Tribunal Administratif de Toulouse — Décision N° TA31-2303264

jeudi 8 juin 2023

JuridictionTribunal Administratif de Toulouse
SectionTribunal Administratif de Toulouse
N° DossierTA31-2303264
TypeOrdonnance
RecoursExcès de pouvoir
PublicationC
Avocat requérantMERCIER

Texte intégral

Vu la procédure suivante :

Par une requête enregistrée le 7 juin 2023 à 16 h 03, Mme D B et M. C A, représentés par Me Mercier, demandent au juge des référés, sur le fondement de l'article

L. 521-2 du code de justice administrative :

1°) le bénéfice de l'aide juridictionnelle à titre provisoire ;

2°) l'injonction au directeur général de l'office français de l'immigration et de l'intégration (OFII) de procéder au versement du montant total de l'allocation pour demandeur d'asile auquel ils sont en droit de prétendre, de manière rétroactive ou à défaut à compter de l'ordonnance à intervenir, sans délai, et sous astreinte de 500 euros par jour de retard en application des dispositions de l'article L. 911-1 du code de justice administrative ;

3°) la mise à la charge de l'office français de l'immigration et de l'intégration d'une somme de 1 500 euros au profit de leur conseil, sur le fondement de l'article L. 761-1 du code de justice administrative et de l'article 37 alinéa 2 de la loi du 10 juillet 1991 relative à l'aide juridique ou, dans l'hypothèse où ils ne seraient pas admis au bénéfice de l'aide juridictionnelle totale, la mise à la charge de cette même somme à leur propre profit au seul visa de l'article L. 761-1 du code de justice administrative.

Ils soutiennent que :

- il est porté une atteinte grave et manifestement illégale à leur liberté fondamentale que constitue leur droit au bénéfice des conditions matérielles d'accueil, corollaire de leur droit d'asile ;

- l'urgence est établie, compte tenu de leur situation de vulnérabilité, dès lors qu'ils doivent subvenir seuls à leurs besoins et que cette situation perdure depuis neuf mois.

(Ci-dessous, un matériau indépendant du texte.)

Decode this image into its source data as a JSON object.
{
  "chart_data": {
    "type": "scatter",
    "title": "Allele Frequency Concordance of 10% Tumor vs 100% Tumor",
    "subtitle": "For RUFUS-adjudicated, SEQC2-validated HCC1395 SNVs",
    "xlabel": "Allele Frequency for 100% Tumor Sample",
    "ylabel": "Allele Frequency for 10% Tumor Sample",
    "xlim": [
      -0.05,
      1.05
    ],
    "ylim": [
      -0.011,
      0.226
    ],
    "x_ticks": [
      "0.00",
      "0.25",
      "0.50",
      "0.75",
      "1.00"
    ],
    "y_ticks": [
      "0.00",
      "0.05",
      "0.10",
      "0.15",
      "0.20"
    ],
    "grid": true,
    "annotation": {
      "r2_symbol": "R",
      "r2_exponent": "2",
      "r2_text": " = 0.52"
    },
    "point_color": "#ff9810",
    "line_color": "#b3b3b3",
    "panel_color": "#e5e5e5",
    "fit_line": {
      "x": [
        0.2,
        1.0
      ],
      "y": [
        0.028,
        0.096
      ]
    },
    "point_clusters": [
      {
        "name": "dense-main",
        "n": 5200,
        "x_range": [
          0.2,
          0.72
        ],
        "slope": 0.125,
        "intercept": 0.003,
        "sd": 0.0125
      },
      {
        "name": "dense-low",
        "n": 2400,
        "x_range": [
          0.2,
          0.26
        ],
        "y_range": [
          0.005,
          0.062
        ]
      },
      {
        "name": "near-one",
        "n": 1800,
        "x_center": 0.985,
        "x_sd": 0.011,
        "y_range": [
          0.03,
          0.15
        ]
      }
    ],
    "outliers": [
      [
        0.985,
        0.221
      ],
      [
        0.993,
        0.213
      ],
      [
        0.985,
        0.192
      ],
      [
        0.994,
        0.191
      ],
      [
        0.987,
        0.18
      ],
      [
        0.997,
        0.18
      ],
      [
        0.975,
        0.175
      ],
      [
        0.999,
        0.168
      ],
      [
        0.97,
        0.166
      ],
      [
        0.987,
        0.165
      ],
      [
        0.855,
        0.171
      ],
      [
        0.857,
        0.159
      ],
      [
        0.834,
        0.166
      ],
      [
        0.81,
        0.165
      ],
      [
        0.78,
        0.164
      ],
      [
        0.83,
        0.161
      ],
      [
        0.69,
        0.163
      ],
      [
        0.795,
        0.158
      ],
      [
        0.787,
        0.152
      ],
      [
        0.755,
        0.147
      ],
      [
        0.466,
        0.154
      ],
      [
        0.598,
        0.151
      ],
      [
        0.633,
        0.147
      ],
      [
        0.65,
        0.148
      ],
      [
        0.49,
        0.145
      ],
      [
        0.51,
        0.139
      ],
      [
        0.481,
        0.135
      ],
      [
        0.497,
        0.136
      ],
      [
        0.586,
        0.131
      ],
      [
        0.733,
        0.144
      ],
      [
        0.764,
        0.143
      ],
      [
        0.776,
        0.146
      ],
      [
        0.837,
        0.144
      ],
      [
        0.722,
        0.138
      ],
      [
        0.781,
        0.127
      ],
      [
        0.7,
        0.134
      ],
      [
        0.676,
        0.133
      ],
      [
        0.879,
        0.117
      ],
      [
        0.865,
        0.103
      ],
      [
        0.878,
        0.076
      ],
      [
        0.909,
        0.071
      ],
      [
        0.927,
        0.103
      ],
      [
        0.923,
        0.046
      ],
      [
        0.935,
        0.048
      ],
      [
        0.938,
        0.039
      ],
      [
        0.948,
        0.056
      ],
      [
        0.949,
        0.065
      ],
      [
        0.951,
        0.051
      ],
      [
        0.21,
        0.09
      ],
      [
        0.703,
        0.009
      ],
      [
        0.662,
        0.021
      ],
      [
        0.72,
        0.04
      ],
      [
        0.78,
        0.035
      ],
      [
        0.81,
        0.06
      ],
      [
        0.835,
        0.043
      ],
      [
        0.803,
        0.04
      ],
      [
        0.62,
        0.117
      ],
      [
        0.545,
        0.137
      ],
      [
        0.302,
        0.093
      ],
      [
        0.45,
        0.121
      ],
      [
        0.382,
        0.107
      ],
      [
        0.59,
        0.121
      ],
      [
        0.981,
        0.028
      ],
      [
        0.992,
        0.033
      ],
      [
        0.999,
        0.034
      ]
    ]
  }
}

Par un mémoire en défense, enregistré le 8 juin 2023 à 15 h 42, l'office français de l'immigration et de l'intégration, représenté par son directeur général, conclut au rejet de la requête.

Il fait valoir que :

- l'urgence n'est pas caractérisée eu égard aux conditions de vie des requérants, qui bénéficient d'un hébergement et parviennent à subvenir à leurs besoins ;

- le défaut de versement complet de l'allocation pour demandeur d'asile résulte d'un problème lié à la configuration de leur dossier, que les services compétents s'attachent depuis plusieurs mois à régulariser ;

- il n'appartient en tout état de cause pas au juge des référés, saisi sur le fondement de l'article L. 521-2 du code de justice administrative, de prononcer d'injonction qui aurait un effet rétroactif.

Vu les autres pièces du dossier.

Vu :

- le code de l'entrée et du séjour des étrangers et du droit d'asile ;

- la loi n° 91-647 du 10 juillet 1991 relative à l'aide juridique ;

- le code de justice administrative.

La présidente du tribunal a désigné M. Truilhé, vice-président, pour statuer sur les demandes de référé.

Les parties ont été régulièrement averties du jour de l'audience.

Ont été entendus au cours de l'audience publique du 8 juin 2023 à 15 h 30, en présence de M. Subra de Bieusses, greffier d'audience :

- le rapport de M. Truilhé, juge des référés ;

- et les observations de Me Mercier pour Mme B et M. A ;

- l'office français de l'immigration et de l'intégration n'étant pas représenté.

Considérant ce qui suit :

Sur la demande d'aide juridictionnelle provisoire :

1. Aux termes de l'article 20 de la loi n° 91-647 du 10 juillet 1991 relative à l'aide juridique : " Dans les cas d'urgence sous réserve de l'appréciation des règles relatives aux commissions ou désignations d'office, l'admission provisoire à l'aide juridictionnelle peut être prononcée soit par le président du bureau ou de la section compétente du bureau d'aide juridictionnelle, soit par la juridiction compétente ou son président ". Il y a lieu, eu égard à l'urgence qui s'attache à ce qu'il soit statué sur la requête de Mme B et M. A, de prononcer l'admission provisoire des intéressés à l'aide juridictionnelle.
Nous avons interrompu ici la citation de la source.